You have not lived until you have seen an adult man do a stunningly accurate impression of a giant dildo made of butter. It was as much a surprise to me as to anyone else, but it’s true.
Before last night it never would have occurred to me that those things could ever, or should ever, be combined, but it is just such unlikely combinations that are the bread and butter (heh) of Burlesque and Belly laughs. The company is devoted to the pairing of traditional Burlesque dancing with improv comedy, two other things it never would have occurred to me should be combined. I’m sure glad it occurred to somebody, because it makes for a fantastic night of performance.
It works like this. Justin Purvis, the host of the show, is our guide on an evening of themed improv and burlesque. With his manic energy and sky-high hair, he resembles nothing so much as a children’s cartoon character, if cartoons had appallingly dirty minds. Though occasionally his energy verges on grating, Purvis is a skilled comic and charismatic host.
After the evening’s 7 Deadly Sins theme is picked from the titular box by a member of the audience (at the performance I attended, the theme was “vices”), improv troupe The Begonias take the stage.
I must admit watching improv generally makes me feel nervous for the performers, but The Begonias are a solidly funny bunch of humans. Though not all of their scenes landed, most did, and I spent far more time than I expected in the throes of deep belly laughs. Special notice must be given to the hysterical Joe Randazzo, of the aforementioned dildo impression, and to Dan O’Neill for using the Higgs boson particle as a punchline.
What’s in the BOX?!
by Justin Purvis
1835 14th Street NW
Washington, DC, 20009
Details and tickets
On the Burlesque side, all three ladies wound their way sexily through semi-improvised numbers (they too perform according to the night’s theme) with aplomb. Though the dances are not always technically strong, the joy the performers have in their bodies is great fun to watch, as is the hooting and hollering encouraged by the company.

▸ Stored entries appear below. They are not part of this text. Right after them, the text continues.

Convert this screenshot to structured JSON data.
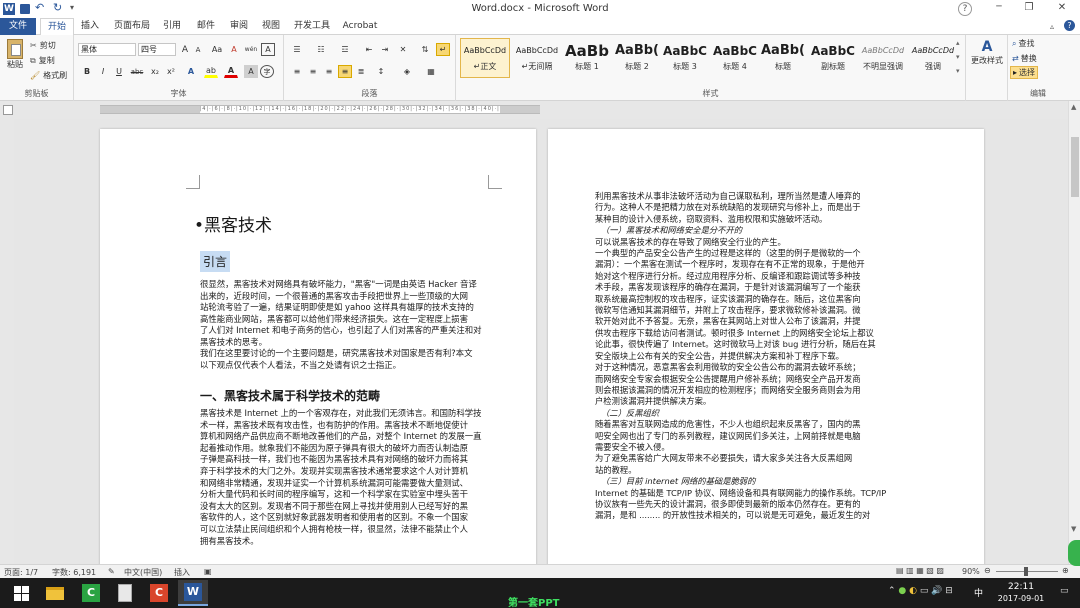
{
  "window": {
    "title": "Word.docx - Microsoft Word",
    "help": "?",
    "minimize": "─",
    "restore": "❐",
    "close": "✕"
  },
  "qat": {
    "word_icon": "W",
    "save": "💾",
    "undo": "↶",
    "redo": "↻",
    "more": "▾"
  },
  "tabs": [
    "文件",
    "开始",
    "插入",
    "页面布局",
    "引用",
    "邮件",
    "审阅",
    "视图",
    "开发工具",
    "Acrobat"
  ],
  "active_tab": "开始",
  "ribbon": {
    "clipboard": {
      "label": "剪贴板",
      "paste": "粘贴",
      "cut": "剪切",
      "copy": "复制",
      "format_painter": "格式刷"
    },
    "font": {
      "label": "字体",
      "font_name": "黑体",
      "font_size": "四号",
      "bold": "B",
      "italic": "I",
      "underline": "U",
      "strike": "abc",
      "sub": "x₂",
      "sup": "x²",
      "grow": "A",
      "shrink": "A",
      "change_case": "Aa",
      "clear": "A",
      "phonetic": "wén",
      "border": "A",
      "highlight": "ab",
      "color": "A",
      "shade": "A",
      "circle": "字"
    },
    "paragraph": {
      "label": "段落"
    },
    "styles": {
      "label": "样式",
      "change_styles": "更改样式",
      "items": [
        {
          "sample": "AaBbCcDd",
          "name": "↵正文"
        },
        {
          "sample": "AaBbCcDd",
          "name": "↵无间隔"
        },
        {
          "sample": "AaBb",
          "name": "标题 1"
        },
        {
          "sample": "AaBb(",
          "name": "标题 2"
        },
        {
          "sample": "AaBbC",
          "name": "标题 3"
        },
        {
          "sample": "AaBbC",
          "name": "标题 4"
        },
        {
          "sample": "AaBb(",
          "name": "标题"
        },
        {
          "sample": "AaBbC",
          "name": "副标题"
        },
        {
          "sample": "AaBbCcDd",
          "name": "不明显强调"
        },
        {
          "sample": "AaBbCcDd",
          "name": "强调"
        }
      ]
    },
    "editing": {
      "label": "编辑",
      "find": "查找",
      "replace": "替换",
      "select": "选择"
    }
  },
  "page1": {
    "title": "黑客技术",
    "intro_heading": "引言",
    "para1": [
      "很显然，黑客技术对网络具有破坏能力，\"黑客\"一词是由英语 Hacker 音译",
      "出来的，近段时间，一个很普通的黑客攻击手段把世界上一些顶级的大网",
      "站轮流考验了一遍，结果证明即使是如 yahoo 这样具有雄厚的技术支持的",
      "高性能商业网站，黑客都可以给他们带来经济损失。这在一定程度上损害",
      "了人们对 Internet 和电子商务的信心，也引起了人们对黑客的严重关注和对",
      "黑客技术的思考。"
    ],
    "para2": [
      "我们在这里要讨论的一个主要问题是，研究黑客技术对国家是否有利?本文",
      "以下观点仅代表个人看法，不当之处请有识之士指正。"
    ],
    "heading1": "一、黑客技术属于科学技术的范畴",
    "para3": [
      "黑客技术是 Internet 上的一个客观存在，对此我们无须讳言。和国防科学技",
      "术一样，黑客技术既有攻击性，也有防护的作用。黑客技术不断地促使计",
      "算机和网络产品供应商不断地改善他们的产品，对整个 Internet 的发展一直",
      "起着推动作用。就象我们不能因为原子弹具有很大的破坏力而否认制造原",
      "子弹是高科技一样，我们也不能因为黑客技术具有对网络的破坏力而将其",
      "弃于科学技术的大门之外。发现并实现黑客技术通常要求这个人对计算机",
      "和网络非常精通，发现并证实一个计算机系统漏洞可能需要做大量测试、",
      "分析大量代码和长时间的程序编写，这和一个科学家在实验室中埋头苦干",
      "没有太大的区别。发现者不同于那些在网上寻找并使用别人已经写好的黑",
      "客软件的人，这个区别就好象武器发明者和使用者的区别。不象一个国家",
      "可以立法禁止民间组织和个人拥有枪枝一样，很显然，法律不能禁止个人",
      "拥有黑客技术。"
    ]
  },
  "page2": {
    "lines": [
      {
        "t": "利用黑客技术从事非法破坏活动为自己谋取私利，理所当然是遭人唾弃的",
        "s": "n"
      },
      {
        "t": "行为。这种人不是把精力放在对系统缺陷的发现研究与修补上，而是出于",
        "s": "n"
      },
      {
        "t": "某种目的设计入侵系统，窃取资料、滥用权限和实施破坏活动。",
        "s": "n"
      },
      {
        "t": "（一）黑客技术和网络安全是分不开的",
        "s": "i"
      },
      {
        "t": "可以说黑客技术的存在导致了网络安全行业的产生。",
        "s": "n"
      },
      {
        "t": "一个典型的产品安全公告产生的过程是这样的（这里的例子是微软的一个",
        "s": "n"
      },
      {
        "t": "漏洞）：一个黑客在测试一个程序时，发现存在有不正常的现象，于是他开",
        "s": "n"
      },
      {
        "t": "始对这个程序进行分析。经过应用程序分析、反编译和跟踪调试等多种技",
        "s": "n"
      },
      {
        "t": "术手段，黑客发现该程序的确存在漏洞，于是针对该漏洞编写了一个能获",
        "s": "n"
      },
      {
        "t": "取系统最高控制权的攻击程序，证实该漏洞的确存在。随后，这位黑客向",
        "s": "n"
      },
      {
        "t": "微软写信通知其漏洞细节，并附上了攻击程序，要求微软修补该漏洞。微",
        "s": "n"
      },
      {
        "t": "软开始对此不予答复。无奈，黑客在其网站上对世人公布了该漏洞，并提",
        "s": "n"
      },
      {
        "t": "供攻击程序下载给访问者测试。顿时很多 Internet 上的网络安全论坛上都议",
        "s": "n"
      },
      {
        "t": "论此事，很快传遍了 Internet。这时微软马上对该 bug 进行分析，随后在其",
        "s": "n"
      },
      {
        "t": "安全版块上公布有关的安全公告，并提供解决方案和补丁程序下载。",
        "s": "n"
      },
      {
        "t": "对于这种情况，恶意黑客会利用微软的安全公告公布的漏洞去破坏系统；",
        "s": "n"
      },
      {
        "t": "而网络安全专家会根据安全公告提醒用户修补系统；网络安全产品开发商",
        "s": "n"
      },
      {
        "t": "则会根据该漏洞的情况开发相应的检测程序；而网络安全服务商则会为用",
        "s": "n"
      },
      {
        "t": "户检测该漏洞并提供解决方案。",
        "s": "n"
      },
      {
        "t": "（二）反黑组织",
        "s": "i"
      },
      {
        "t": "随着黑客对互联网造成的危害性，不少人也组织起来反黑客了，国内的黑",
        "s": "n"
      },
      {
        "t": "吧安全网也出了专门的系列教程，建议网民们多关注，上网前择就是电脑",
        "s": "n"
      },
      {
        "t": "需要安全不被入侵。",
        "s": "n"
      },
      {
        "t": "为了避免黑客给广大网友带来不必要损失，请大家多关注各大反黑组网",
        "s": "n"
      },
      {
        "t": "站的教程。",
        "s": "n"
      },
      {
        "t": "（三）目前 internet 网络的基础是脆弱的",
        "s": "i"
      },
      {
        "t": "Internet 的基础是 TCP/IP 协议、网络设备和具有联网能力的操作系统。TCP/IP",
        "s": "n"
      },
      {
        "t": "协议族有一些先天的设计漏洞，很多即使到最新的版本仍然存在。更有的",
        "s": "n"
      },
      {
        "t": "漏洞，是和 ........ 的开放性技术相关的，可以说是无可避免，最近发生的对",
        "s": "n"
      }
    ]
  },
  "status": {
    "page": "页面: 1/7",
    "words": "字数: 6,191",
    "lang": "中文(中国)",
    "mode": "插入",
    "zoom": "90%"
  },
  "taskbar": {
    "center_text": "第一套PPT",
    "time": "22:11",
    "date": "2017-09-01",
    "ime": "中"
  }
}
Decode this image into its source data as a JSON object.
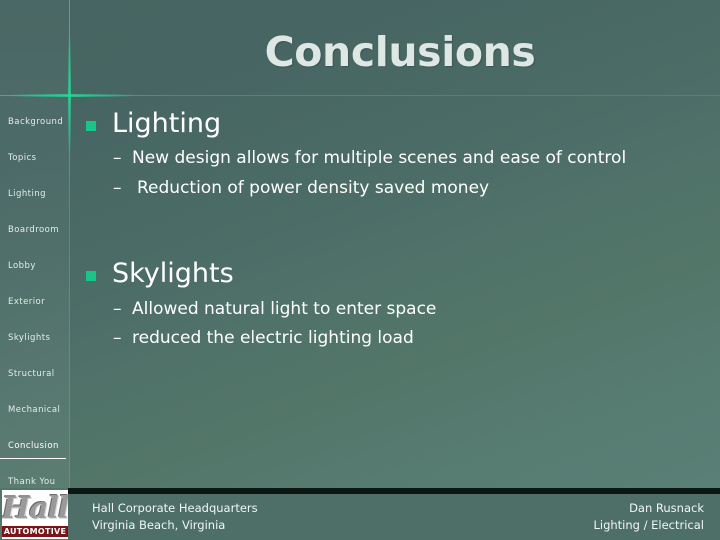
{
  "slide": {
    "title": "Conclusions",
    "accent_color": "#18c68a",
    "background_top_color": "#476562",
    "background_bottom_color": "#5a8178"
  },
  "sidebar": {
    "items": [
      {
        "label": "Background",
        "current": false
      },
      {
        "label": "Topics",
        "current": false
      },
      {
        "label": "Lighting",
        "current": false
      },
      {
        "label": "Boardroom",
        "current": false
      },
      {
        "label": "Lobby",
        "current": false
      },
      {
        "label": "Exterior",
        "current": false
      },
      {
        "label": "Skylights",
        "current": false
      },
      {
        "label": "Structural",
        "current": false
      },
      {
        "label": "Mechanical",
        "current": false
      },
      {
        "label": "Conclusion",
        "current": true
      },
      {
        "label": "Thank You",
        "current": false
      }
    ]
  },
  "content": {
    "groups": [
      {
        "heading": "Lighting",
        "sub_items": [
          "New design allows for multiple scenes and ease of control",
          "Reduction of power density saved money"
        ],
        "dash": "–"
      },
      {
        "heading": "Skylights",
        "sub_items": [
          "Allowed natural light to enter space",
          "reduced the electric lighting load"
        ],
        "dash": "–"
      }
    ]
  },
  "footer": {
    "left_line1": "Hall Corporate Headquarters",
    "left_line2": "Virginia Beach, Virginia",
    "right_line1": "Dan Rusnack",
    "right_line2": "Lighting / Electrical"
  },
  "logo": {
    "wordmark": "Hall",
    "banner": "AUTOMOTIVE",
    "banner_color": "#7a1418"
  }
}
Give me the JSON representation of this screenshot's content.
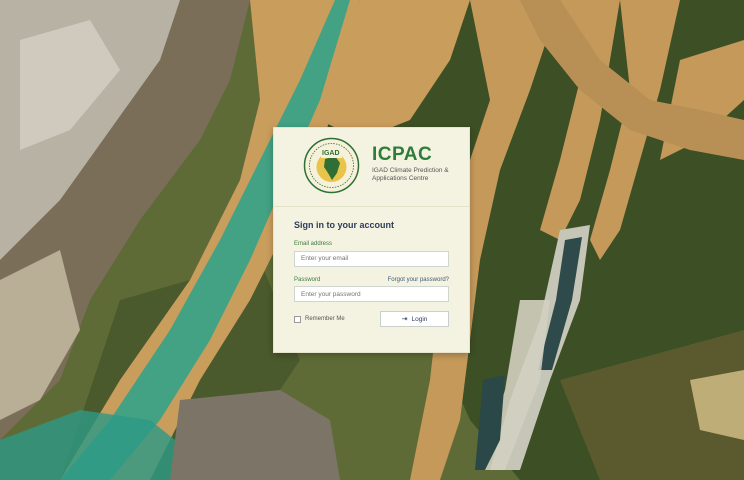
{
  "background": {
    "description_color_sand": "#c69c5a",
    "description_color_forest": "#3a4a22",
    "description_color_water": "#2aa38a"
  },
  "brand": {
    "logo_text": "IGAD",
    "name": "ICPAC",
    "subtitle": "IGAD Climate Prediction & Applications Centre",
    "color": "#2f7d3a"
  },
  "form": {
    "title": "Sign in to your account",
    "email": {
      "label": "Email address",
      "placeholder": "Enter your email",
      "value": ""
    },
    "password": {
      "label": "Password",
      "placeholder": "Enter your password",
      "value": "",
      "forgot_label": "Forgot your password?"
    },
    "remember_label": "Remember Me",
    "remember_checked": false,
    "login_label": "Login",
    "login_icon": "login-arrow-icon"
  }
}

It’s not just silly fun, though. In the glorious moment when Miss Olive Danger ripped off her wig and her bra in one fluid motion at the culmination of her first piece, I found myself feeling surprisingly empowered. That one gesture said it all—these are women taking control of their sexuality and enjoying it for themselves, and being kind enough to let us watch.
The marriage of improv and burlesque, though certainly a strange one, has a hint of genius about it. The funny and the sexy heighten and reinforce each other; I cannot remember the last time I had so much fun at a show. It won’t make you cry or learn something about yourself, but if you’re looking for a bawdy, boozy, hysterical good time, this is the show for you.